本研究的目的是,在大鼠经历不同时长的完全可逆性单侧输尿管梗阻后2周,使用准确的肾功能指标,研究双氯芬酸钠在按照其临床实际使用方式给药时的效果。雄性Wistar大鼠经历了2天[D2-未治疗组(n = 8)和D2-DS组(n = 8)]和5天[D5-未治疗组(n = 7)和D5-DS组(n = 7)]的可逆性左输尿管梗阻。D2-DS组和D5-DS组在梗阻期间接受肌肉注射双氯芬酸钠(每天3 mg/kg),而D2-未治疗组和D5-未治疗组未接受任何治疗。梗阻解除后2周研究双侧肾脏的肾功能。D2-未治疗组与D2-DS组以及D5-未治疗组与D5-DS组的基础心率和平均动脉血压相似。在D2-未治疗组中,左梗阻肾脏的肾小球滤过率(GFR)和肾血流量(RBF)分别为右非梗阻肾脏的76%和72%[分别为0.99±0.06对1.30±0.08(P<0.05)和4.25±0.33对5.92±0.61(P<0.05)]。
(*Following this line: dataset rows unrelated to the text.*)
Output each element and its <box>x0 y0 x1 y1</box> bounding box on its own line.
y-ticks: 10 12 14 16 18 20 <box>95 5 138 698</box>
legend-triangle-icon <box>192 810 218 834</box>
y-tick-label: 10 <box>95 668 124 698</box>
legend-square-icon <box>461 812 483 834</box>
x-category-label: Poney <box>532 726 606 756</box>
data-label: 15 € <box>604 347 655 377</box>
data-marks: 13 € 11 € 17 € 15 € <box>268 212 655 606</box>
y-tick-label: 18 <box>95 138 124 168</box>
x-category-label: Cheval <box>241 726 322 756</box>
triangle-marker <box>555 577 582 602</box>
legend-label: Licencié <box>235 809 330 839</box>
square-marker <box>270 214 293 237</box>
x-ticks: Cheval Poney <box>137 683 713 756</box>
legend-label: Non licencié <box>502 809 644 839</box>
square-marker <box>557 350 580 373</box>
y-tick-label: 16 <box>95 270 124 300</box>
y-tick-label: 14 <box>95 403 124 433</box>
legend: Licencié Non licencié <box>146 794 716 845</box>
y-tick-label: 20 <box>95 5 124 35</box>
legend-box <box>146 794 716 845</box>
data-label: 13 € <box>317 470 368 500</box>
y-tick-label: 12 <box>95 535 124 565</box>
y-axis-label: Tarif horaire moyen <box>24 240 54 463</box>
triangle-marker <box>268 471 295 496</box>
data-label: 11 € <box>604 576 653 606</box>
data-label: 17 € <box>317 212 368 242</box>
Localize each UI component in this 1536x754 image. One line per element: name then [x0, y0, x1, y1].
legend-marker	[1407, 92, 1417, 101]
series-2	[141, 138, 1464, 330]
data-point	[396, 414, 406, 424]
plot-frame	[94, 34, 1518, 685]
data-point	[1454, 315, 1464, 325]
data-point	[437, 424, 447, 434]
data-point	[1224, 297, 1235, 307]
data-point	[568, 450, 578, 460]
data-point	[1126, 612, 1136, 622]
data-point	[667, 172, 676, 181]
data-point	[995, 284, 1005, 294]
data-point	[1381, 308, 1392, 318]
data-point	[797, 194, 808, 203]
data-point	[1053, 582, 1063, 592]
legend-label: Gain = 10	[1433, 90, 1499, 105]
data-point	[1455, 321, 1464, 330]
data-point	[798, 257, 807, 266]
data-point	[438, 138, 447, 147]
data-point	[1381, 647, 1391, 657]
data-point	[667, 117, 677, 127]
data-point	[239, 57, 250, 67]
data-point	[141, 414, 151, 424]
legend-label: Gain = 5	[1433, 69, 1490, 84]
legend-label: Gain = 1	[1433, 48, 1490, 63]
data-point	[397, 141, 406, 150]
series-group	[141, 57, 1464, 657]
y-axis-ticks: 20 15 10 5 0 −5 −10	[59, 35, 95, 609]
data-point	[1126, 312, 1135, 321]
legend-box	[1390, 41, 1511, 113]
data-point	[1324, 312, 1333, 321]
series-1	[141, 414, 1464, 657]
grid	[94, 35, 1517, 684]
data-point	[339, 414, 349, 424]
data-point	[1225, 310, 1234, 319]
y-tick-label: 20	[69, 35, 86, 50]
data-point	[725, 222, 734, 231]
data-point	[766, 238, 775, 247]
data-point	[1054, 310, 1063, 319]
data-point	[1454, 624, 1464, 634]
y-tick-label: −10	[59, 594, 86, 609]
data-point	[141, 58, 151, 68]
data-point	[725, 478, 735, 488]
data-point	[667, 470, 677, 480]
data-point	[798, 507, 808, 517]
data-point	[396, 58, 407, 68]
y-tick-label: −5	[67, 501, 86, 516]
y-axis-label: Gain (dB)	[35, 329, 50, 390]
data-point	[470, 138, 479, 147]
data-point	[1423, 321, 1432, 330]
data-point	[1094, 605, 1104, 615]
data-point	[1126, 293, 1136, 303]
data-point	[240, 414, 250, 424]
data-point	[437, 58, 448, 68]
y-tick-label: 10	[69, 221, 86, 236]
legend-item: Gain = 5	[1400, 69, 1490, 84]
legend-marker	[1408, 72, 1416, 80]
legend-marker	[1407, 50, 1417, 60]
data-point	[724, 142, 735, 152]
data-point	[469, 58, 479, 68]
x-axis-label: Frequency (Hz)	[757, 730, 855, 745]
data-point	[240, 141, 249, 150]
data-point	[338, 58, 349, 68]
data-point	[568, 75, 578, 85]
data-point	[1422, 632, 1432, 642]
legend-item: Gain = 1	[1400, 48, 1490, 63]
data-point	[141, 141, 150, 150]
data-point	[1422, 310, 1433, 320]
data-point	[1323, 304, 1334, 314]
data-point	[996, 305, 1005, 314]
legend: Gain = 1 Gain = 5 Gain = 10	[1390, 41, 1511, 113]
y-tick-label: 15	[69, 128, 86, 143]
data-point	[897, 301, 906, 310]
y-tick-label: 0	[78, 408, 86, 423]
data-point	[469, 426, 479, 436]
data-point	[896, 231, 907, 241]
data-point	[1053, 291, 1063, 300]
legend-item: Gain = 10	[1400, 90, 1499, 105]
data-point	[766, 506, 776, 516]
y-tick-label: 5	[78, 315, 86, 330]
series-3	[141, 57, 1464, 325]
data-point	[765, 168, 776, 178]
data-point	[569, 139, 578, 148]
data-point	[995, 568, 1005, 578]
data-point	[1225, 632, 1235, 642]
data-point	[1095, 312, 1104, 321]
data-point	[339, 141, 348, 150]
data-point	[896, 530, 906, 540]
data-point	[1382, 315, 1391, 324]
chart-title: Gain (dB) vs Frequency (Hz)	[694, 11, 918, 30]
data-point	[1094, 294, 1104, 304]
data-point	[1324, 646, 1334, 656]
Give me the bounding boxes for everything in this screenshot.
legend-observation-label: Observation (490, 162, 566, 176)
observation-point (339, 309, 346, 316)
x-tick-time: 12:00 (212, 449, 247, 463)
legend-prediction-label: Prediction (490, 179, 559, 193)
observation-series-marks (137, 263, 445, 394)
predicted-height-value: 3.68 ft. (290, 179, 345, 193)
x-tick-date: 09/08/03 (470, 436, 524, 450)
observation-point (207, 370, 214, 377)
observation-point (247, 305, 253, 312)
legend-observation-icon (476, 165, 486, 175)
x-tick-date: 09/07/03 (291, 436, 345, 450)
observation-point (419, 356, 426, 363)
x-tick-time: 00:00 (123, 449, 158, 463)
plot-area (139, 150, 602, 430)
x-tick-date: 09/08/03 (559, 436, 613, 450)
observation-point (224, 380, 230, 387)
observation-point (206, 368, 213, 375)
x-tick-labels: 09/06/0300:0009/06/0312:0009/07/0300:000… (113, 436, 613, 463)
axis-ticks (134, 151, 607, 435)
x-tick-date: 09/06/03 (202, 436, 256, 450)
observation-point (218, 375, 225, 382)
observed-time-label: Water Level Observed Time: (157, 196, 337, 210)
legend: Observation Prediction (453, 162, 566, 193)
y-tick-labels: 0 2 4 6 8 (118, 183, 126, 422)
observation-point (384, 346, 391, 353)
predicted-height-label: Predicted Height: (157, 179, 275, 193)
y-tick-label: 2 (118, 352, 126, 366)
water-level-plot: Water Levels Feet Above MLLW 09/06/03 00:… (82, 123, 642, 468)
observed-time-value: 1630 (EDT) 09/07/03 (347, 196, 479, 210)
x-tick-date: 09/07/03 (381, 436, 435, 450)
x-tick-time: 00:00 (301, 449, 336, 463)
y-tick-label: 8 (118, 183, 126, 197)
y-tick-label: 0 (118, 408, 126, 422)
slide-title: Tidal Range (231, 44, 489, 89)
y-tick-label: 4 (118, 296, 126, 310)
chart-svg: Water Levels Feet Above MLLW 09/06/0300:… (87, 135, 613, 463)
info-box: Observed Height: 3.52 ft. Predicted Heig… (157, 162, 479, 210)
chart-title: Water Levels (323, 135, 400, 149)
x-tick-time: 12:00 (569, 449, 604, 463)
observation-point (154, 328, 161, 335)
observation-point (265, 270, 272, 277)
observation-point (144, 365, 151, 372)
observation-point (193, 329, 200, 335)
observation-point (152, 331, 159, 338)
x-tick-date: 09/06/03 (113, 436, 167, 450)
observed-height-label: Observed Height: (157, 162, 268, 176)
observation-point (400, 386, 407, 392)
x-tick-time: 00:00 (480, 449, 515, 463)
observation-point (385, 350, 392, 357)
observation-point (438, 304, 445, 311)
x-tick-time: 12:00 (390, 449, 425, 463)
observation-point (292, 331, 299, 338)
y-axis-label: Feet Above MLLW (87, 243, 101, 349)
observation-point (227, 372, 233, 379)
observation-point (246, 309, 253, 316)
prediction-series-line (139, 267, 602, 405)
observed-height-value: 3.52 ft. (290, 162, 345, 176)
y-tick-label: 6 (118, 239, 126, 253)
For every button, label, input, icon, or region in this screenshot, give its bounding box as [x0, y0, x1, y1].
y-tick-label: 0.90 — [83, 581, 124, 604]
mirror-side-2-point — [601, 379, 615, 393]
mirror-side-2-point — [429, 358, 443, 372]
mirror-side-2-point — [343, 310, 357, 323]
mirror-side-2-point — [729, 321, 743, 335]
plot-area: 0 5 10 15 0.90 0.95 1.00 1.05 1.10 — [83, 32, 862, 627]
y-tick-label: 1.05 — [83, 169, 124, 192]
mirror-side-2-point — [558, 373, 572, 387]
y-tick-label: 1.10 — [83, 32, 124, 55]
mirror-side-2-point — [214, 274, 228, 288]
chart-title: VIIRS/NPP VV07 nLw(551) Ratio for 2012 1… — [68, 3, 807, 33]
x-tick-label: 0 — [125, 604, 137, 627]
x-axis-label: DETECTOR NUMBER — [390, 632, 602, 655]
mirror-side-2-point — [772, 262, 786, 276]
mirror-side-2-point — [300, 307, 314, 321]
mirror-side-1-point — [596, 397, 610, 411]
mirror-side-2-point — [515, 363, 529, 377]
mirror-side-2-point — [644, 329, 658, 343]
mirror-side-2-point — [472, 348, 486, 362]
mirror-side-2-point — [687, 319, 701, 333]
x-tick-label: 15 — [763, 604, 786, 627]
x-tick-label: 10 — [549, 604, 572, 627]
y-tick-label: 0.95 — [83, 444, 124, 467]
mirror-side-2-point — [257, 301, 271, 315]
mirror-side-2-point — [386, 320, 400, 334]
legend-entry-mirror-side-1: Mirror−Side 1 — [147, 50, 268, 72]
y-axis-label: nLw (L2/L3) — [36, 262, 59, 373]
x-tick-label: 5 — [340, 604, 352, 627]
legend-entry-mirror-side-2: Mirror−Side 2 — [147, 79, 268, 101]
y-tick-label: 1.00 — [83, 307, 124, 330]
尿量、尿钠排泄量和尿钠排泄分数与右肾无显著差异。D2-DS组获得了类似的结果。在D5-未治疗组中,左肾的GFR和RBF分别为右肾的66%和62%(0.80±0.12对1.21±0.6,P<0.05;3.79±0.32对6.16±0.59,P<0.05)。双侧肾脏的肾小管功能相似。在D5-DS组中,双侧肾脏的GFR或RBF无差异(分别为1.02±0.08对1.12±0.3,P = 0.24;5.10±1.25对6.46±1.11,P = 0.44)。同样,肾小管功能也无差异。在相对较长时间的可逆性单侧输尿管梗阻期间,按照其在输尿管绞痛治疗中的使用方式给予双氯芬酸钠治疗,似乎在梗阻解除后至少2周可改善血流动力学肾小球功能的改变。